Cramps - Al Muzer

CONCERT REVIEW: Cramps, Asbury Park NJ

- Al Muzer

The first-ever Jersey Shore (Asbury Park) appearance of The Cramps was one of those mind-warpin' time-travel highlights you're still talking about if you were lucky enough to witness - and're still kicking yourself over if you missed.

Proving once and for all that a life-long avoidance of the sun can keep you young and pale forever, coolly-detached, leather-clad, one-time dominatrix Poison Ivy Rorschach spewed up a continuous barrage of echo-laden surf-twang and super-fuzzed power chords while the frothing, fish-in-the-sand stage antics and dysfunctionally-erotic lyrics of Lux Interior had the crowd bouncing along furiously to the band's kitschy, junk-laden, slightly askew world view before you could say "It Thing Hard-On."

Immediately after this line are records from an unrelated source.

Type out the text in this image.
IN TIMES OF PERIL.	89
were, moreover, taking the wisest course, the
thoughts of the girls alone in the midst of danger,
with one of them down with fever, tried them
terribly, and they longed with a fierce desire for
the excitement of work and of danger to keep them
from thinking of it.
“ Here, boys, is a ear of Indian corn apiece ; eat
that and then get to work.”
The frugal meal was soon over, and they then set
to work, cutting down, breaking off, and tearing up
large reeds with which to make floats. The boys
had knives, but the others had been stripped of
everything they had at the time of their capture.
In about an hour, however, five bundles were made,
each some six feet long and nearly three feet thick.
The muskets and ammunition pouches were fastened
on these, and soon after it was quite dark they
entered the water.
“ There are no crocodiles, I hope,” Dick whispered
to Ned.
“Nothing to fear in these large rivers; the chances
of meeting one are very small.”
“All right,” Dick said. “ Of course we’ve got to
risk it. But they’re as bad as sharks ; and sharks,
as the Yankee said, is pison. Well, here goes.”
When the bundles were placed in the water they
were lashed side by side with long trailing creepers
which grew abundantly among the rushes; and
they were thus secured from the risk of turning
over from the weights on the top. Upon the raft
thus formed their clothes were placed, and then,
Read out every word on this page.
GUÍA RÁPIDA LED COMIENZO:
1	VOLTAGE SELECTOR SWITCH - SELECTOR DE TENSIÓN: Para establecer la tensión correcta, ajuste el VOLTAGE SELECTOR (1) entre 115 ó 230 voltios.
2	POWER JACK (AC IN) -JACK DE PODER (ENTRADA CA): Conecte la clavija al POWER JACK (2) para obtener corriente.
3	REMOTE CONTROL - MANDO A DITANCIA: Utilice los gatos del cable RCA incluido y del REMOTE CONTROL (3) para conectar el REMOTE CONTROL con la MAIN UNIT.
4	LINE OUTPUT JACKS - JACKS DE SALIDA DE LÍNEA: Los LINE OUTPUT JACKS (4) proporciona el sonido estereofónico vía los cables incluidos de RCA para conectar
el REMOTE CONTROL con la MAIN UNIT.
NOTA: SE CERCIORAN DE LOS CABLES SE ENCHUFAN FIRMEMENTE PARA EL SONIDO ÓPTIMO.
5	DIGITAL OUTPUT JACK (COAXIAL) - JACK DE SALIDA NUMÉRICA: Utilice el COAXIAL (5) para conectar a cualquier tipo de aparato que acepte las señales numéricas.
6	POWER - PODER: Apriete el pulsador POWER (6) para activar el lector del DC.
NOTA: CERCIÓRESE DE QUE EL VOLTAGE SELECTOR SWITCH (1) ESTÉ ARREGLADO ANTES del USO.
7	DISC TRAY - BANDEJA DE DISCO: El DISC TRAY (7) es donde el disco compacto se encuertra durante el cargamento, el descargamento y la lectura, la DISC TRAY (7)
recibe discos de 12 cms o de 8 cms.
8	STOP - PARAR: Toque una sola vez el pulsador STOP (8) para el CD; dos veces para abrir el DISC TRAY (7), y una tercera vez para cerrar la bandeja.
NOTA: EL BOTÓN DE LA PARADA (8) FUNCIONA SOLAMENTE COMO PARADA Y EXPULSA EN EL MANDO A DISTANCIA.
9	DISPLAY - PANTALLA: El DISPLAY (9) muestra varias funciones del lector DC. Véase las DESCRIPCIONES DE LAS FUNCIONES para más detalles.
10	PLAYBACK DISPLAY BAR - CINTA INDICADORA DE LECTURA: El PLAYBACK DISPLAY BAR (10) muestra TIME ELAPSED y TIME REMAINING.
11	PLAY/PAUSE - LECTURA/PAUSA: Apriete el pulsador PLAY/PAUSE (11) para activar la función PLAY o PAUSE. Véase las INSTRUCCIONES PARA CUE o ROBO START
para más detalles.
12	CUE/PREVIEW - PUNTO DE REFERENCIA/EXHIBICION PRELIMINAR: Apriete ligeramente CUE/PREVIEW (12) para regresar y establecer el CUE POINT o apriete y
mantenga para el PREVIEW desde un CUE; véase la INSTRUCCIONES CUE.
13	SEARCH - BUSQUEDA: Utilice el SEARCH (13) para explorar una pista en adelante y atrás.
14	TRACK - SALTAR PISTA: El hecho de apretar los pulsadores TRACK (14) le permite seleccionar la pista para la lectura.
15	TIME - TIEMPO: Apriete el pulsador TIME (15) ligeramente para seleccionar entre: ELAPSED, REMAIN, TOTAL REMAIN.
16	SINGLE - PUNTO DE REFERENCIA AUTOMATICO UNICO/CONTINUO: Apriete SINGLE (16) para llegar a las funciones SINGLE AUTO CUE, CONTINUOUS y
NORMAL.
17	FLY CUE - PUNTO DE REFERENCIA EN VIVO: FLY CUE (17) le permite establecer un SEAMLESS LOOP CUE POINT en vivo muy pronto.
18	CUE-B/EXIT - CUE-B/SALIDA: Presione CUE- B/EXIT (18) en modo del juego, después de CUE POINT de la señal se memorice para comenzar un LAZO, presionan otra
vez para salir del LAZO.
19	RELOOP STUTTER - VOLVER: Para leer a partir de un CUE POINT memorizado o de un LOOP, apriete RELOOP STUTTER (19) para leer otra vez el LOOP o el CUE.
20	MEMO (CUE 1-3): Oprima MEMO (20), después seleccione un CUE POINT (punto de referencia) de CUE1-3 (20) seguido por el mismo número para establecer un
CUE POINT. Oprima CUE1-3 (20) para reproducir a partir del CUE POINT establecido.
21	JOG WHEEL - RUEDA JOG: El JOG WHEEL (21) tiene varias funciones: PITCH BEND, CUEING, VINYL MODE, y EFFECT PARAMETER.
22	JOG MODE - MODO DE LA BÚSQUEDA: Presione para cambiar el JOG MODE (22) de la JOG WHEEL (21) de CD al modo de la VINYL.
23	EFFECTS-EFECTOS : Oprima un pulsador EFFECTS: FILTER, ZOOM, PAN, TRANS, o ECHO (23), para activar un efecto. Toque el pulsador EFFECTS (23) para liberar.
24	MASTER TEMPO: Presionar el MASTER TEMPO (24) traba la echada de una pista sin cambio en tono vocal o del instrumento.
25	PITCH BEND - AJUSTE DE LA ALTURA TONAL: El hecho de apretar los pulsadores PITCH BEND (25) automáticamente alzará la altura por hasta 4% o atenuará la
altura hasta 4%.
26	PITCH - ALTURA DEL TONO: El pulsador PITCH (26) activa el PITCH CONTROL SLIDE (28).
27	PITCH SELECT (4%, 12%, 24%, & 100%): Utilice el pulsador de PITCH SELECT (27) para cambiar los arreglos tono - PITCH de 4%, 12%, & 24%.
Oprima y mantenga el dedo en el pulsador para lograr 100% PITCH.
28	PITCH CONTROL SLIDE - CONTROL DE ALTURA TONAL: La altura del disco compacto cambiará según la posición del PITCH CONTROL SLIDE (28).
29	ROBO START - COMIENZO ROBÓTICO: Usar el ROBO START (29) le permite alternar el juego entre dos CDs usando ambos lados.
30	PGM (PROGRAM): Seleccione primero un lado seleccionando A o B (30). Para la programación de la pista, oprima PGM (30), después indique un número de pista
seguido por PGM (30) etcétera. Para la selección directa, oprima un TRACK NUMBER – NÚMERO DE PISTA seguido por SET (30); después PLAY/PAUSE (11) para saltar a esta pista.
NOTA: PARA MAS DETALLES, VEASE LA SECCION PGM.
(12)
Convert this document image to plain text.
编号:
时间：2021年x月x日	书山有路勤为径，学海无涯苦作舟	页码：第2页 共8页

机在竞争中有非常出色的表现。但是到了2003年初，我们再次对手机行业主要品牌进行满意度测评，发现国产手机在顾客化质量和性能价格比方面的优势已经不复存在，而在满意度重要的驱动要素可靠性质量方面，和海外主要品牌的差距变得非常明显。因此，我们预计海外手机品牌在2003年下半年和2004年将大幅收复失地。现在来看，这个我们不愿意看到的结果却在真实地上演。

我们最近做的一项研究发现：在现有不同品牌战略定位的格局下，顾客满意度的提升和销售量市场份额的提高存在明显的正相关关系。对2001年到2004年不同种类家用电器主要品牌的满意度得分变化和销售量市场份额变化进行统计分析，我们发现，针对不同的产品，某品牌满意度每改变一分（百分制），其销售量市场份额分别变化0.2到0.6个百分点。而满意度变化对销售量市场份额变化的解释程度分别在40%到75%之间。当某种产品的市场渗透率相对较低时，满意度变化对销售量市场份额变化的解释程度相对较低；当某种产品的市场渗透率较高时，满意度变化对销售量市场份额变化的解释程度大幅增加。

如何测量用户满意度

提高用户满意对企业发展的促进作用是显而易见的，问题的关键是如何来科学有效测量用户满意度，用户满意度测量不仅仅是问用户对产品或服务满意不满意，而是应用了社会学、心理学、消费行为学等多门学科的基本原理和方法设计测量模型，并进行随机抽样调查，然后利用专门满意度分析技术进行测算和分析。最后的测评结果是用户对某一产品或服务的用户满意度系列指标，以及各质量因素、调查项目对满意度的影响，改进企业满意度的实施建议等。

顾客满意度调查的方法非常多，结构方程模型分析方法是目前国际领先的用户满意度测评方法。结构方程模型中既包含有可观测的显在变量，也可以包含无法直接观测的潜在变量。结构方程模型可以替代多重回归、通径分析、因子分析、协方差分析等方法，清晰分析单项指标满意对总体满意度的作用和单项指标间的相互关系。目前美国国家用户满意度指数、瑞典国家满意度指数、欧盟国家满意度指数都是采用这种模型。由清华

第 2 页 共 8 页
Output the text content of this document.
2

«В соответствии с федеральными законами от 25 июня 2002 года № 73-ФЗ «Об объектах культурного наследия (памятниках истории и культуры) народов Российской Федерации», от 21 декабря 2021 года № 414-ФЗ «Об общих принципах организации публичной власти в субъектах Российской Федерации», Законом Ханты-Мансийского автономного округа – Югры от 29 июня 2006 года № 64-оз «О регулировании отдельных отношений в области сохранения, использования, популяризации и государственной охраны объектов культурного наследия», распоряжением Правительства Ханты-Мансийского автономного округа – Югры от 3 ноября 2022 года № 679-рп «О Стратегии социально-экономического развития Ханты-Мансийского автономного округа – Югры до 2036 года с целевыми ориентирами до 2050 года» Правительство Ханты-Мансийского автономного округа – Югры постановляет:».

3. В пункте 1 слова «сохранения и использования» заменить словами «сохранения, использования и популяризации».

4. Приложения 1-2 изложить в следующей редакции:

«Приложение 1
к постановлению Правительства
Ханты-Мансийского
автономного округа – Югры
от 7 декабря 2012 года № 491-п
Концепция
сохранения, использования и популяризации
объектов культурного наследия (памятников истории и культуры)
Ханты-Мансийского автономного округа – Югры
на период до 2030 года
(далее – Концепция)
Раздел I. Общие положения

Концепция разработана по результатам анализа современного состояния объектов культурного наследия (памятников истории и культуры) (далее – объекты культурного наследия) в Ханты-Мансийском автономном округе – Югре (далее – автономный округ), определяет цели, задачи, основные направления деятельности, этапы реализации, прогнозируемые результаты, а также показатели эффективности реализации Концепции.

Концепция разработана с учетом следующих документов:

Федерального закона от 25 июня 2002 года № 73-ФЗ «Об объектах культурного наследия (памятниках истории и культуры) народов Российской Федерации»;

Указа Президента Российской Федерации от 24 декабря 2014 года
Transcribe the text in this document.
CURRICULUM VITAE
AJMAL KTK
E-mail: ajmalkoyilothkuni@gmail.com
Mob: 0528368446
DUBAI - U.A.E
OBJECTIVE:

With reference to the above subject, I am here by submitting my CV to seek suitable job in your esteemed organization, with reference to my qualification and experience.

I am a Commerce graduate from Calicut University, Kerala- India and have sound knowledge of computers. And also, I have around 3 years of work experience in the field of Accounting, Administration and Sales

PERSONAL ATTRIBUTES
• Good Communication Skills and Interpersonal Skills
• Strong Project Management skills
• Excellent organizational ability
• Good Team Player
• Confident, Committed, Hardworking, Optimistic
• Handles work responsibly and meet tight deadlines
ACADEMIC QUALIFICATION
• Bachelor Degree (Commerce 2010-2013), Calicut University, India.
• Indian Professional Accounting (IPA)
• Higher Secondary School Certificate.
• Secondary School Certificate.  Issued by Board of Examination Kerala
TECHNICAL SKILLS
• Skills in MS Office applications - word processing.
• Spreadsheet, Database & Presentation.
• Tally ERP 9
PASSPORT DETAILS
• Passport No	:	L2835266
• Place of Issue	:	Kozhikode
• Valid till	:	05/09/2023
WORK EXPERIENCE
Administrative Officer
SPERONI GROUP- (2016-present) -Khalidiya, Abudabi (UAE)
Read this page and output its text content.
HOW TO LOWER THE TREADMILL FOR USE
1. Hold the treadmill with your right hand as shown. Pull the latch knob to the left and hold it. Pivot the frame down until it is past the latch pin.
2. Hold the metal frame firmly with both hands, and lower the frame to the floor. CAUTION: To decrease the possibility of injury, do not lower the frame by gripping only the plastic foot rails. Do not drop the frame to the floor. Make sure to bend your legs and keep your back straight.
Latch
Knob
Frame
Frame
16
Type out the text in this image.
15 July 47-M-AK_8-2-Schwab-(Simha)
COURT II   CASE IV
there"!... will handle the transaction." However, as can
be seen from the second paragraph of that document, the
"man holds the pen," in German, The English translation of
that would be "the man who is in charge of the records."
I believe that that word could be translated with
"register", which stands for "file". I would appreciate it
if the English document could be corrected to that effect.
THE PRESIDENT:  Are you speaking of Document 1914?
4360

Kicking their enthusiastically performed set off with "Cramp Stomp" from their latest CD, Big Beat From Badsville (Epitaph), Lux, Ivy, drummer Harry Drumdini and bassist Slim (ex-Mad Daddys) Chance [the latter two are spittin' images of long-ago predecessors Nick Knox and Bryan Gregory] covered all stages of the band's 20-plus-year, trash-lovin' career with no special emphasis placed on the last two albums ( ...Badsville and 1994s Flamejob) and their full attention focused on making as much racket as possible.

Doing noisy justice to staples such as "Love Me," "Garbage Man," "I Was A Teenage Werewolf," "Sunglasses After Dark," "Creature From The Black Leather Lagoon," "God Monster," "Goo Goo Muck," " Naked Girl Falling Down The Stairs," "The Hot Pearl Snatch," "What's Inside A Girl?," "Ultra Twist," "TV Set," "Can Your Pussy Do The Dog?" and "Human Fly"; the band barreled through a loud, over-the-top, tunefully-obnoxious 19-song assault on all that is decent, rock-a-billy and right with the power, energy, vitality, noise and freakish sexuality of the Gravest Hits-era four-piece in full, pale-skinned bloom.